Yan et al.21 studied the incidence of nasopharyngeal necrosis in 53 patients with NPC after radiation therapy. In most patients, necrosis was found in regions T3‐4. The authors suggest that the intimate correlation between T‐staging and risk for ulcer may reflect the difference in the dose prescribed for T3‐4 (7040 cGy) vs T1‐2 (6600 cGy). High‐dose radiation may increase risk for ulcer. In our study, the Chi‐square test between the incidence of RINU in patients with T4 and with not T4 showed that there was significant difference between the two groups (P = .005). The results supported the point that T‐staging is associated with the risk for ulcer. However, in our study, the prescribed dose for T3‐4 was 6970‐7000 cGy; the prescribed dose for T1‐2 was 6975 cGy; there was no difference between T‐stages. Among 58 patients with residual lesions after radiography who were given boost doses of 400‐1000 cGy after completion of the prescribed dose, only two developed ulcer. Statistical analysis revealed no rise in risk for ulcer with the administration of high‐dose radiation (P = .225). When these findings are viewed in the context of results reported by others, dose does not appear to be a significant risk factor for ulcer in NPC patients who have undergone an initial round of IMRT. Therefore, we think that patients with T4 have higher risk for ulcer may because the local advanced tumor has a wider range of invasion and a wider range of receiving radiotherapy. Simultaneously, the relationship between the incidence of RINU and T‐staging was not observed on multivariable analyses, we considered that this may be attributable to a certain collinearity between independent variables, during use of multiple independent variables for regression and that some independent variables with collinearity will be automatically eliminated. In another word, the results of our study implied that defining a subregion of GTV for the administration of a boost dose of radiation therapy may improve clinical outcomes without any associated increase in risk for RINU.
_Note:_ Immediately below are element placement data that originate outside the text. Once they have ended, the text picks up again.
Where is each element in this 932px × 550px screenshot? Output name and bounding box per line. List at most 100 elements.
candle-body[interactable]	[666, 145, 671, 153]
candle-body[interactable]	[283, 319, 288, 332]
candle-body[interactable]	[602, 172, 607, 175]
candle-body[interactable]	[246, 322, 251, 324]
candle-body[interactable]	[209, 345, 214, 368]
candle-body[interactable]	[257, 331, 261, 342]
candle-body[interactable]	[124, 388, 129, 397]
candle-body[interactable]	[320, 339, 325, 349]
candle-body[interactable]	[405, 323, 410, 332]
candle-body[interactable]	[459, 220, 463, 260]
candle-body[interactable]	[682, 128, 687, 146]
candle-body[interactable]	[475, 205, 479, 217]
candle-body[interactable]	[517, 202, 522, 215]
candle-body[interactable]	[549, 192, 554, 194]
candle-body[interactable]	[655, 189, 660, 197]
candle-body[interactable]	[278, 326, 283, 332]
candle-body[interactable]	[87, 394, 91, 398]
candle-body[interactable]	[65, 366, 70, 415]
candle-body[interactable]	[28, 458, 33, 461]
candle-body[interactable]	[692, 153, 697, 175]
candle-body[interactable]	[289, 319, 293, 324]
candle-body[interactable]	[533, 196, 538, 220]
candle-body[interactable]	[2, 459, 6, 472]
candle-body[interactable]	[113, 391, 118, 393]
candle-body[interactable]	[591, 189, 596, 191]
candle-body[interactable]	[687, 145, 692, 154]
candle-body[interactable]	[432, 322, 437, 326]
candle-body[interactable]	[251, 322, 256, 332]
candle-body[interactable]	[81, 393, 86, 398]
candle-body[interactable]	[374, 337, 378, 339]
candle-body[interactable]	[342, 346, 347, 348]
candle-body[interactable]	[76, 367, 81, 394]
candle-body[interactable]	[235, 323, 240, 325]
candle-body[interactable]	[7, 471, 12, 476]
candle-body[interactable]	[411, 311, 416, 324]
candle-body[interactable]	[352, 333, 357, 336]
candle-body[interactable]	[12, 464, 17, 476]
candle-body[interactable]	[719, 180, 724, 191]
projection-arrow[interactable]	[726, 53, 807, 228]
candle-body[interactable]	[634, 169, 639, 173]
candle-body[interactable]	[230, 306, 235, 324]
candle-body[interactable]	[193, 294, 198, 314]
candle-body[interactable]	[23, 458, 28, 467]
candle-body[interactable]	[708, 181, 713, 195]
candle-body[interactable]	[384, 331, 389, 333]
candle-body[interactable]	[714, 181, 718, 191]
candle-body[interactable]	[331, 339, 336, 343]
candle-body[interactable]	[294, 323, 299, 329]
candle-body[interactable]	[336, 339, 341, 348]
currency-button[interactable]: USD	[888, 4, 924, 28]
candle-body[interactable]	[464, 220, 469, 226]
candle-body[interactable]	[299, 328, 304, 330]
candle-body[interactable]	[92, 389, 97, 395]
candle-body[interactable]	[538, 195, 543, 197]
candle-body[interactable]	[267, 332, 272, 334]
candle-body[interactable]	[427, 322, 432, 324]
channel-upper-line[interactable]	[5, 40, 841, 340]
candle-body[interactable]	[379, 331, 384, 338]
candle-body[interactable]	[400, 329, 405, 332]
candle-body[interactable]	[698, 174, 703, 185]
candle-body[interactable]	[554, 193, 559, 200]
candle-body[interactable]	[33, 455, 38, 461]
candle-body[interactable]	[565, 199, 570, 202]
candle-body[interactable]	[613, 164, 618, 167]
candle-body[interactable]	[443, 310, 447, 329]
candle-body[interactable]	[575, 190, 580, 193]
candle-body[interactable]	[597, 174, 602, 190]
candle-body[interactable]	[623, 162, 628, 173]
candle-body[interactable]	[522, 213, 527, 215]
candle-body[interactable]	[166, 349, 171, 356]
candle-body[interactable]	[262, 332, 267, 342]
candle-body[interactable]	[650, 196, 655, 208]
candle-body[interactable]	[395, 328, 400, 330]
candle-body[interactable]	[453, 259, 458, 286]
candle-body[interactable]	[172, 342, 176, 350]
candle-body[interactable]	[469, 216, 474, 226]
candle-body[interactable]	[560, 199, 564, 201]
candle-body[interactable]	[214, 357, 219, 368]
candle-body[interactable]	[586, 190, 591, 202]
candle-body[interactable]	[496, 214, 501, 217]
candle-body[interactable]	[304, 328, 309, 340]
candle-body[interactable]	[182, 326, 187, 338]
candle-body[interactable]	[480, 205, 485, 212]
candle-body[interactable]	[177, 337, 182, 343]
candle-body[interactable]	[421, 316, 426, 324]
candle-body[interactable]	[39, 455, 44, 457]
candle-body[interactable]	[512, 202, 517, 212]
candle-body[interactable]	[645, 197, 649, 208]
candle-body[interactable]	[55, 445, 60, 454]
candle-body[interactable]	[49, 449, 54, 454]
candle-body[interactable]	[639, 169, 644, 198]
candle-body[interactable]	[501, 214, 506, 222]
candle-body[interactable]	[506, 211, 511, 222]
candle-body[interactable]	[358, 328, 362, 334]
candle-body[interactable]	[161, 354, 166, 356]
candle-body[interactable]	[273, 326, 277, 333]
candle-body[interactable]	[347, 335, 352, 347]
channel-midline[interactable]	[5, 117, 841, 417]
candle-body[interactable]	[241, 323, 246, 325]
Yan et al.21 noted that most patients with nasopharyngeal ulcer have anemia and suggested that malnutrition may play an important role in the incidence of nasopharyngeal ulcer. Our study evaluated the role of nutritional indicators, including hemoglobin and BMI, in the incidence of RINU. Hemoglobin levels and BMI have decreased more among patients with RINU than among patients without RINU (−46.1 ± 12.71 vs −27.9 ± 13.49, P < .001; −1.68 ± 0.51 vs −0.95 ± 0.72, P = .002). After 3 months of therapy, these parameters remained further from baseline levels in patients with RINU, compared with patients without RINU (−32.1 ± 14.00 vs −6.1 ± 10.00, P < .001; −2.55 ± 1.52 vs −0.88 ± 0.97, P < .001). We therefore speculated that nutritional supports are vital to prevent RINU. Malnutrition may result in hypoxia, necrosis, and delayed tissue healing, which can facilitate the development of RINU. The pain caused by RINU and other common treatment‐related problems (eg, mucositis, nausea, vomiting, xerostomia) may also result in compromised food intake, leading to unintentional weight loss or even malnutrition during treatment.22, 23, 24, 25 This can cause a vicious circle from ulcer accompanied by pain and infection, to inadequate nutrient intake, to delayed ulcer healing. Malnutrition and insufficient oxygen may lead to tissue breakdown and development of a chronic, nonhealing wound.26 Enhancing nutritional support for patients with a primary diagnosis of IMRT may therefore help to decrease the incidence of RINU.

CONCLUSION

The study demonstrated that the incidence of RINU is not related primarily to regular doses of radiation but is associated with nutritional status during radiation therapy and recovery after radiation therapy. Enhancing nutritional support for newly diagnosed patients treated with IMRT may therefore help to decrease the incidence of RINU. Therefore, it is suggested that patients should pay more attention to nasopharyngeal care and nutritional support during and after radiation therapy.

CONFLICT OF INTEREST

The authors have no relevant conflicts of interest to disclose.